WILD STRAWBERRIES (1957)
Article #603 by Dave Sindelar
Viewing date: 11-8-2002
Posting date: 4-4-2003
A doctor on his way to receive an award for his fifty years of service finds himself troubled by strange dreams and reliving scenes from earlier in his life.
Sometimes this journey through the world of fantastic cinema takes me to some interesting places, even if they only marginally belong under the banner of the fantastic. I’m not really surprised that eventually I would encounter Ingmar Bergman along the way; I remember reading once that he was profoundly influenced by James Whales’ FRANKENSTEIN, and if you watch that movie and any of Bergman’s, you can see the influence. This thoughtful drama is both sad and comic, with meditations on life and death and any other subjects of philosophy you might wish to examine; I ultimately found myself deeply moved by it, though I suspect your average horror/science fiction/fantasy fan might have little use for it.

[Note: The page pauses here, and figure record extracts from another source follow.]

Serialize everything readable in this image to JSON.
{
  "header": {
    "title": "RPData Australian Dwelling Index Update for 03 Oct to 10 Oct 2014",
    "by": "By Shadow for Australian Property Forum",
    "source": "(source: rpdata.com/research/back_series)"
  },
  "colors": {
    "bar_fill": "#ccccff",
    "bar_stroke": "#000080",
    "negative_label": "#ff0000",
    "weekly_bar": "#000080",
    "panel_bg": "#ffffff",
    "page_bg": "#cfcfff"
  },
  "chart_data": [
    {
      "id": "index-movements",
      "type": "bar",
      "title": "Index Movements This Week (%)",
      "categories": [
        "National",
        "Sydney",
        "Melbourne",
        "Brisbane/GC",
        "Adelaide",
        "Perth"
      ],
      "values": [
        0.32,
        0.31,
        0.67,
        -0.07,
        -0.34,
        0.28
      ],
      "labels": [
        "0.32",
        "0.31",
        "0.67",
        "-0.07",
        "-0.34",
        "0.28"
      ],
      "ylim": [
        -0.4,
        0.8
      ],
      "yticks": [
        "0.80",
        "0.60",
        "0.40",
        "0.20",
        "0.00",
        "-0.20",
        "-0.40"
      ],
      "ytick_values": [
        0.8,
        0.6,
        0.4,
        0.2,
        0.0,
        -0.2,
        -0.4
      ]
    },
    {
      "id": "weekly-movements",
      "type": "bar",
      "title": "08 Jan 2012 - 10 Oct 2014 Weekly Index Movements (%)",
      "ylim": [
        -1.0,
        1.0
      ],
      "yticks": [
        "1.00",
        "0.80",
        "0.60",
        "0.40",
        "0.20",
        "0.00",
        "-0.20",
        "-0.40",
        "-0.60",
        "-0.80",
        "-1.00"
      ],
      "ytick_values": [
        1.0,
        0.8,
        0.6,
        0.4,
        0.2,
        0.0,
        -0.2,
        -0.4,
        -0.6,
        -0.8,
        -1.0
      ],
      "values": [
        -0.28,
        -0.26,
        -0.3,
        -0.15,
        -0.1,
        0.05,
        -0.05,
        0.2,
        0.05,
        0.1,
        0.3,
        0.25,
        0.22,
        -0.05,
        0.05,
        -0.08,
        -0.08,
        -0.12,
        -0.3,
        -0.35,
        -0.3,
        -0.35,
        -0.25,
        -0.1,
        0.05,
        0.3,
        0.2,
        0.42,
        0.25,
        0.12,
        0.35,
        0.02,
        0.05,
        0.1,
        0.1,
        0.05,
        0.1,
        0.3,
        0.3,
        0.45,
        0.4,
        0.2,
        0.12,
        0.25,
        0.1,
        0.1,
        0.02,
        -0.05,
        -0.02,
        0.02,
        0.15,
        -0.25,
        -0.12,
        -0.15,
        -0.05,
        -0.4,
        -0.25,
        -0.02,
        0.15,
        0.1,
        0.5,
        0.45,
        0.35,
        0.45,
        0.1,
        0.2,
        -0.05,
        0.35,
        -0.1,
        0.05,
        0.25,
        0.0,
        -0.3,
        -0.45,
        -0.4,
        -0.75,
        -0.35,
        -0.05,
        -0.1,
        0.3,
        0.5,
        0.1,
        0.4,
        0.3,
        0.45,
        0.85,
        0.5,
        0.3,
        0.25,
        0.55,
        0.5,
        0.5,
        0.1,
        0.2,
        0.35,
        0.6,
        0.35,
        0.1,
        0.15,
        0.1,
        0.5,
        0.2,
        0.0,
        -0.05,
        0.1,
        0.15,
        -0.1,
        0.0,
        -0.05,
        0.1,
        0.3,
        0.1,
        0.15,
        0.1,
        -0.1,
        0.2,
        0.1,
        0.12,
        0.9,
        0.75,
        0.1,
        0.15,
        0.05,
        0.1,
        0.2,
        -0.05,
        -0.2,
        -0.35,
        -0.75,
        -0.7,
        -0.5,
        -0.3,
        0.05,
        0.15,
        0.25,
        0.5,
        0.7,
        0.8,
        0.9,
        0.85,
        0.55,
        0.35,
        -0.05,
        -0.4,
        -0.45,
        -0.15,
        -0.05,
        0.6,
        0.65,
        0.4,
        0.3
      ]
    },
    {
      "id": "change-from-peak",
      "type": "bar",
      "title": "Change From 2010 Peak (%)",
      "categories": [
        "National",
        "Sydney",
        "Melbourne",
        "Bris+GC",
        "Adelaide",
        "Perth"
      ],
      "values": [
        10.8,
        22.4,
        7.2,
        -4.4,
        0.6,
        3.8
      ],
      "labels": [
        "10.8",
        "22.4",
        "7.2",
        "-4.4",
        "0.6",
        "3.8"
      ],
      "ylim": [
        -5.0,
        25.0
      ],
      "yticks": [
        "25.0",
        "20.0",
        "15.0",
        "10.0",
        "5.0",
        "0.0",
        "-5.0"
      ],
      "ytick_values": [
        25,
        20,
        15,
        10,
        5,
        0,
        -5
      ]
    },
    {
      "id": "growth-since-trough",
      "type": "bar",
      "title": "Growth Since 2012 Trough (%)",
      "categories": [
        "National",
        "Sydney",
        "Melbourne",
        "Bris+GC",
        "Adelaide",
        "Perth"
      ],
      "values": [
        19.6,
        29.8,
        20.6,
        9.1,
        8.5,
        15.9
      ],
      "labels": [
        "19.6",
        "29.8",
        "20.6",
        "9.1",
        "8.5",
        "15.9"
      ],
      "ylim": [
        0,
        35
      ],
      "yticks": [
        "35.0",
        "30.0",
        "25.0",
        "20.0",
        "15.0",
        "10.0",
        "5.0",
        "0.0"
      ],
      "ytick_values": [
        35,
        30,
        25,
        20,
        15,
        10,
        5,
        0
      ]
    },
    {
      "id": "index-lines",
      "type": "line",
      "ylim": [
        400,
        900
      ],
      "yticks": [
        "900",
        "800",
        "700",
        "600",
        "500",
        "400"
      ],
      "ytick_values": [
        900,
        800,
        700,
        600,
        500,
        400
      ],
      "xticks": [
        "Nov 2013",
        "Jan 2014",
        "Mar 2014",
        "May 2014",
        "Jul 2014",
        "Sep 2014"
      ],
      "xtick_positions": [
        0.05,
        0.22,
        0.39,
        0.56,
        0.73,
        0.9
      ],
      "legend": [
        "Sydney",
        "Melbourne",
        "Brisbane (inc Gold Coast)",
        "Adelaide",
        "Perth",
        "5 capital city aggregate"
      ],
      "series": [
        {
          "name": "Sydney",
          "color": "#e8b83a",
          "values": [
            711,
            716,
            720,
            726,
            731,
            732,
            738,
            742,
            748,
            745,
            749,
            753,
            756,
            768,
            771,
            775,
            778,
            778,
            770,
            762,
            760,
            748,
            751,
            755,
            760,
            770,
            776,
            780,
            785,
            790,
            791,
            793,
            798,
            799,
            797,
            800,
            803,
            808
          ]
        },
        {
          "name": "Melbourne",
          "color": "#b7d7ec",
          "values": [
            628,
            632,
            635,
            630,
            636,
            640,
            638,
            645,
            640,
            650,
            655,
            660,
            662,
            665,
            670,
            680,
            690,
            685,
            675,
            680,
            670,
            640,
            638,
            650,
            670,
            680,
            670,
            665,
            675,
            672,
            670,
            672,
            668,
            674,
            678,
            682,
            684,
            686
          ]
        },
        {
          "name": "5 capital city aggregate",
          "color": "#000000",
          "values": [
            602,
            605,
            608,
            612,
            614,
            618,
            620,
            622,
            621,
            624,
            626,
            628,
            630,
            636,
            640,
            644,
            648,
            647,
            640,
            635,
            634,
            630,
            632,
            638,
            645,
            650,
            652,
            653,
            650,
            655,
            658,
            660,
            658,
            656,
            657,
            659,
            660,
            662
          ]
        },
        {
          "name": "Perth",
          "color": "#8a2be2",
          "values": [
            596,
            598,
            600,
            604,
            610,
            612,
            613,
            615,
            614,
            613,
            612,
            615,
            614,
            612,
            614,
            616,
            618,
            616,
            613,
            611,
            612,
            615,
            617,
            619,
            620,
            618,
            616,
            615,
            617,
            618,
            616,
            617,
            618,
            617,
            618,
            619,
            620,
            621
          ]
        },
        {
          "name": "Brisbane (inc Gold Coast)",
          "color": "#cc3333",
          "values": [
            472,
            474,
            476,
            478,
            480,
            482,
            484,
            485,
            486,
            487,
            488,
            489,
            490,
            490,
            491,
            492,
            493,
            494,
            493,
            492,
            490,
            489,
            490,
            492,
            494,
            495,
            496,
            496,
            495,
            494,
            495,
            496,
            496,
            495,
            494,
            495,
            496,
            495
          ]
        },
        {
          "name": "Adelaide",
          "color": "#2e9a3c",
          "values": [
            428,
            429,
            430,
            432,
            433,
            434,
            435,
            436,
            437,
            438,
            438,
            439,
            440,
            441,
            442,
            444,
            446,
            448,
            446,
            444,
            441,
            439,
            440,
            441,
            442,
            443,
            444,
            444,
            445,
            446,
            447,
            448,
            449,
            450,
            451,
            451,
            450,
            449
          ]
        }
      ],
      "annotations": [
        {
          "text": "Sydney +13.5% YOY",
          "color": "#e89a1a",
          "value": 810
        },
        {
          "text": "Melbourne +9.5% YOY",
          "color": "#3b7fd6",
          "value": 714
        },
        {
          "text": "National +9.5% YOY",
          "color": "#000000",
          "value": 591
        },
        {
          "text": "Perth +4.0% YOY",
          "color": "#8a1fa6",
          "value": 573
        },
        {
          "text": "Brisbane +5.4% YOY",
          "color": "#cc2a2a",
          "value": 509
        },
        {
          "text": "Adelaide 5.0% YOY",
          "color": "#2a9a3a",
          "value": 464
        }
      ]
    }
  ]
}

However, if it should come by your way some time, take five minutes to catch the opening dream sequence in the movie; this dream is so filled with creepy dread that it’s almost like a little horror movie in itself, and it is for this scene alone that the movie is being covered here. It’s so powerful, that when a seemingly innocuous image in the dream (that of a clock missing its hands) recurs later in the movie, it actual has a certain shock factor. Fascinating, but only for those willing to venture into the world of Bergman.